My crypto portfolio is Bitcoin heavy.
I’ve been interested in cryptocurrency since 2013 and purchased my first BTC in 2015. Soon after, I also discovered Ethereum and first purchased ETH when it was just $12/ETH.
It probably comes as no surprise that the bulk of my crypto portfolio is made up of Bitcoin and Ethereum.
- BTC 64%
- ETH 29%
- ADA 6%
- RVN 1%
There’s nuance in these numbers.
They are percentages, based on US dollar value.
Historically, Bitcoin has been a far more significant position in my portfolio. I want to also stress that just a few weeks ago, Bitcoin made up easily over 75% of the portfolio, if not much more.
I Want to Be a Better Bitcoiner
Ethereum has been visiting all time high prices for the better part of the last month. The surge in ETH is skewing my portfolio percentage values toward ETH, despite the fact that I’m continuing to stack more BTC.
During the recent ETH surge, I even converted some ETH to BTC. I have a goal of making Bitcoin roughly 85% of my portfolio by the end of 2021 but price fluctuations have made that more difficult.
A good amount of value in my overall portfolio is due to my early entry into ETH. Because of this, I’m still holding and mining Ethereum. I am, however, planning to convert more to BTC over time.
I convert to Bitcoin strategically, depending on price comparisons and in a way that consolidates transactions and simplifies taxable events.
ADA and RVN
A note about Cardano and Ravencoin.
I bought ADA as a hedge against Ethereum and because the project appears to be hitting its roadmap benchmarks with more consistency than Ethereum. I own Ravencoin because I’m alternating between mining it and ETH.
The ultimate goal with either of these altcoin holdings, however, is to convert them to Bitcoin at opportune times. I’m not anti-altcoin but I do believe the altcoin space and the Bitcoin space should be viewed separately. Because of that, I mainly see altcoins as a means to acquire more BTC unless you are specifically involved or invested in a particular altcoin project.
New allocations in my crypto portfolio come from cryptocurrency mining.
I rarely make a raw cash purchase of any Bitcoin or other crypto anymore. Currently, I mine Ethereum and sometimes Ravencoin.
Ethereum mining is being phased out as the ETH 2.0 transition brings proof-of-stake to their network. That means I won’t be able to mine ETH for much longer. I’ll continue to track the most profitable GPU mined coins such as Ravencoin or Ethereum Classic in order to determine what else I’ll mine in the future. Fortunately, I broke even on my Ethereum mining setup roughly 2–3 months after getting into mining.

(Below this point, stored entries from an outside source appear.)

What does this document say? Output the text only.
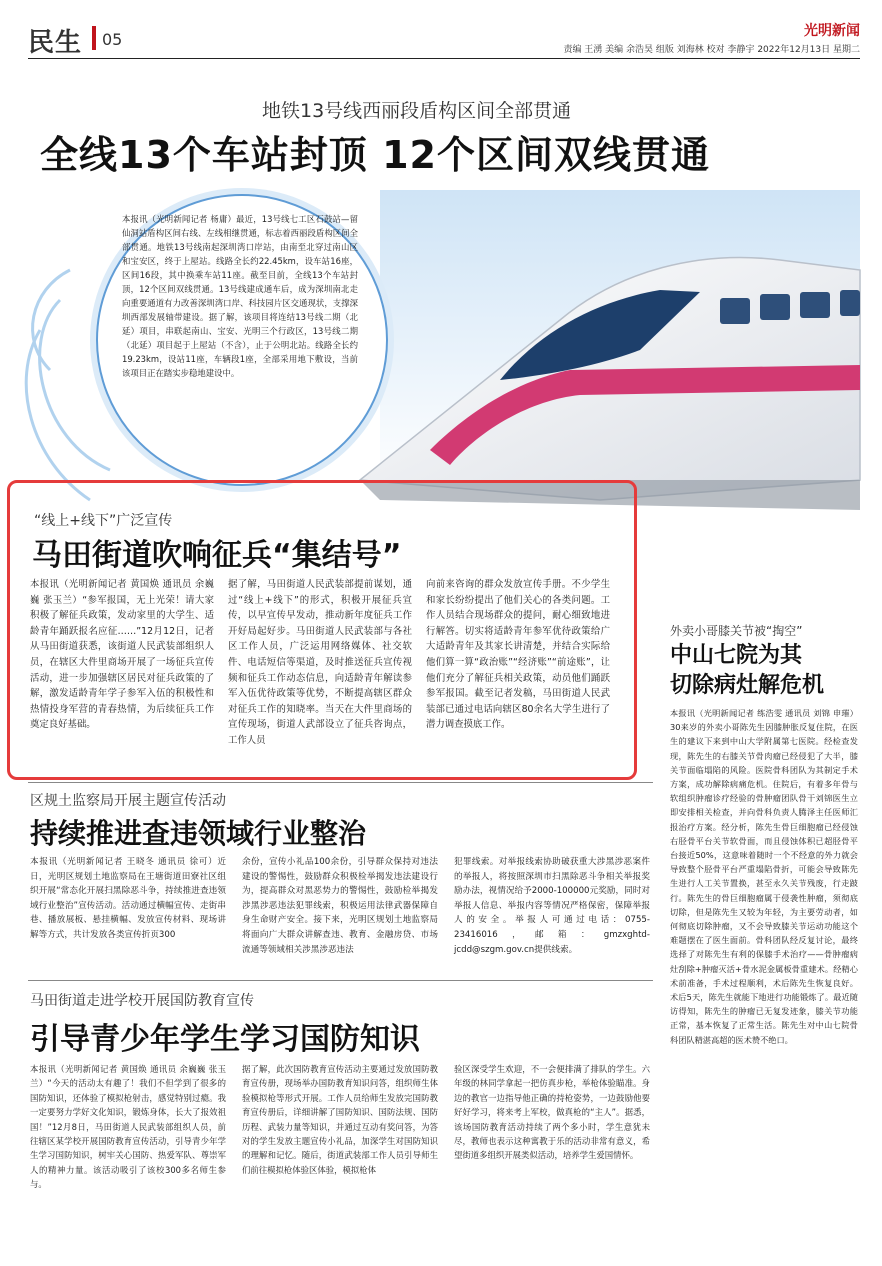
民生 05	光明新闻
责编 王湧 美编 余浩昊 组版 刘海林 校对 李静宇 2022年12月13日 星期二
地铁13号线西丽段盾构区间全部贯通
全线13个车站封顶 12个区间双线贯通
本报讯（光明新闻记者 杨庸）最近，13号线七工区石鼓站—留仙洞站盾构区间右线、左线相继贯通，标志着西丽段盾构区间全部贯通。地铁13号线南起深圳湾口岸站，由南至北穿过南山区和宝安区，终于上屋站。线路全长约22.45km，设车站16座，区间16段，其中换乘车站11座。截至目前，全线13个车站封顶，12个区间双线贯通。13号线建成通车后，成为深圳南北走向重要通道有力改善深圳湾口岸、科技园片区交通现状，支撑深圳西部发展轴带建设。据了解，该项目将连结13号线二期（北延）项目，串联起南山、宝安、光明三个行政区，13号线二期（北延）项目起于上屋站（不含），止于公明北站。线路全长约19.23km，设站11座，车辆段1座，全部采用地下敷设，当前该项目正在踏实步稳地建设中。
“线上+线下”广泛宣传
马田街道吹响征兵“集结号”
本报讯（光明新闻记者 黄国焕 通讯员 余巍巍 张玉兰）“参军报国，无上光荣！请大家积极了解征兵政策，发动家里的大学生、适龄青年踊跃报名应征……”12月12日，记者从马田街道获悉，该街道人民武装部组织人员，在辖区大件里商场开展了一场征兵宣传活动，进一步加强辖区居民对征兵政策的了解，激发适龄青年学子参军入伍的积极性和热情投身军营的青春热情，为后续征兵工作奠定良好基础。
据了解，马田街道人民武装部提前谋划，通过“线上+线下”的形式，积极开展征兵宣传，以早宣传早发动，推动新年度征兵工作开好局起好步。马田街道人民武装部与各社区工作人员，广泛运用网络媒体、社交软件、电话短信等渠道，及时推送征兵宣传视频和征兵工作动态信息，向适龄青年解读参军入伍优待政策等优势，不断提高辖区群众对征兵工作的知晓率。当天在大件里商场的宣传现场，街道人武部设立了征兵咨询点，工作人员
向前来咨询的群众发放宣传手册。不少学生和家长纷纷提出了他们关心的各类问题。工作人员结合现场群众的提问，耐心细致地进行解答。切实将适龄青年参军优待政策给广大适龄青年及其家长讲清楚，并结合实际给他们算一算“政治账”“经济账”“前途账”，让他们充分了解征兵相关政策，动员他们踊跃参军报国。截至记者发稿，马田街道人民武装部已通过电话向辖区80余名大学生进行了潜力调查摸底工作。
外卖小哥膝关节被“掏空”
中山七院为其
切除病灶解危机
本报讯（光明新闻记者 练浩雯 通讯员 刘锦 申璀）30来岁的外卖小哥陈先生因膝肿胀反复住院，在医生的建议下来到中山大学附属第七医院。经检查发现，陈先生的右膝关节骨肉瘤已经侵犯了大半，膝关节面临塌陷的风险。医院骨科团队为其制定手术方案，成功解除病痛危机。住院后，有着多年骨与软组织肿瘤诊疗经验的骨肿瘤团队骨干刘锦医生立即安排相关检查，并向骨科负责人腾泽主任医师汇报治疗方案。经分析，陈先生骨巨细胞瘤已经侵蚀右胫骨平台关节软骨面，而且侵蚀体积已超胫骨平台接近50%，这意味着随时一个不经意的外力就会导致整个胫骨平台严重塌陷骨折，可能会导致陈先生进行人工关节置换，甚至永久关节残废，行走跛行。陈先生的骨巨细胞瘤属于侵袭性肿瘤，须彻底切除，但是陈先生又较为年轻，为主要劳动者，如何彻底切除肿瘤，又不会导致膝关节运动功能这个难题摆在了医生面前。骨科团队经反复讨论，最终选择了对陈先生有利的保膝手术治疗——骨肿瘤病灶刮除+肿瘤灭活+骨水泥金属板骨重建术。经精心术前准备，手术过程顺利，术后陈先生恢复良好。术后5天，陈先生就能下地进行功能锻炼了。最近随访得知，陈先生的肿瘤已无复发迹象，膝关节功能正常，基本恢复了正常生活。陈先生对中山七院骨科团队精湛高超的医术赞不绝口。
区规土监察局开展主题宣传活动
持续推进查违领域行业整治
本报讯（光明新闻记者 王晓冬 通讯员 徐可）近日，光明区规划土地监察局在王塘街道田寮社区组织开展“常态化开展扫黑除恶斗争，持续推进查违领域行业整治”宣传活动。活动通过横幅宣传、走街串巷、播放展板、悬挂横幅、发放宣传材料、现场讲解等方式，共计发放各类宣传折页300
余份，宣传小礼品100余份，引导群众保持对违法建设的警惕性，鼓励群众积极检举揭发违法建设行为，提高群众对黑恶势力的警惕性，鼓励检举揭发涉黑涉恶违法犯罪线索，积极运用法律武器保障自身生命财产安全。接下来，光明区规划土地监察局将面向广大群众讲解查违、教育、金融房贷、市场流通等领域相关涉黑涉恶违法
犯罪线索。对举报线索协助破获重大涉黑涉恶案件的举报人，将按照深圳市扫黑除恶斗争相关举报奖励办法，视情况给予2000-100000元奖励，同时对举报人信息、举报内容等情况严格保密，保障举报人的安全。举报人可通过电话：0755-23416016，邮箱：gmzxghtd-jcdd@szgm.gov.cn提供线索。
马田街道走进学校开展国防教育宣传
引导青少年学生学习国防知识
本报讯（光明新闻记者 黄国焕 通讯员 余巍巍 张玉兰）“今天的活动太有趣了！我们不但学到了很多的国防知识，还体验了模拟枪射击，感觉特别过瘾。我一定要努力学好文化知识，锻炼身体，长大了报效祖国！”12月8日，马田街道人民武装部组织人员，前往辖区某学校开展国防教育宣传活动，引导青少年学生学习国防知识，树牢关心国防、热爱军队、尊崇军人的精神力量。该活动吸引了该校300多名师生参与。
据了解，此次国防教育宣传活动主要通过发放国防教育宣传册，现场举办国防教育知识问答，组织师生体验模拟枪等形式开展。工作人员给师生发放完国防教育宣传册后，详细讲解了国防知识、国防法规、国防历程、武装力量等知识，并通过互动有奖问答，为答对的学生发放主题宣传小礼品，加深学生对国防知识的理解和记忆。随后，街道武装部工作人员引导师生们前往模拟枪体验区体验，模拟枪体
验区深受学生欢迎，不一会便排满了排队的学生。六年级的林同学拿起一把仿真步枪，举枪体验瞄准。身边的教官一边指导他正确的持枪姿势，一边鼓励他要好好学习，将来考上军校，做真枪的“主人”。据悉，该场国防教育活动持续了两个多小时，学生意犹未尽，教师也表示这种寓教于乐的活动非常有意义，希望街道多组织开展类似活动，培养学生爱国情怀。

The goal is to stack more Sats and acquire more Bitcoin. I’m doing this methodically, over time.
On top of this goal, I also aim to move more BTC to cold storage. Due to my mining setup, I mine crypto to either hot wallets or exchanges in order to easily convert to BTC or earn yield for a period of time before converting. This can be done via places like BlockFi or on most exchanges like Coinbase.
If you want basic info on Bitcoin and cryptocurrency wallets, check out this post I wrote. As I say in the post, what you do with your crypto determines the type of wallet you should be using.
My goal is to grow my BTC holdings and keep all crypto holdings in secure but accessible wallets. Primarily, I do this via cold storage but utilize hot wallets and exchanges in order to facilitate transactions from my mining operation and any conversions or temporary yield I’m making.
We’re in a bull market. Bitcoin and altcoins are touching all time high prices. There’s continuous mainstream adoption to the point that public companies are holding Bitcoin on their balance sheets.
Everyone’s a genius in a bull market though. It’s important to keep in mind that Bitcoin has historically bounced between bull and bear markets around its built-in halving cycles.
While a bear market could come in the next year, the lows of an upcoming bear market will likely be much higher than previously. More mainstream adoption, more BTC moving to cold storage and staying there, and increased user numbers are further entrenching Bitcoin into the zeitgeist.
A Bitcoin Supercycle is possible. It’s a theory, first tossed around by Dan Held during the previous bear market. But, it is possible that Bitcoin sees either a minor correction instead of a full on bear market or simply continues an extended bull market unlike that of previous cycles. We are at a critical juncture in the history of Bitcoin.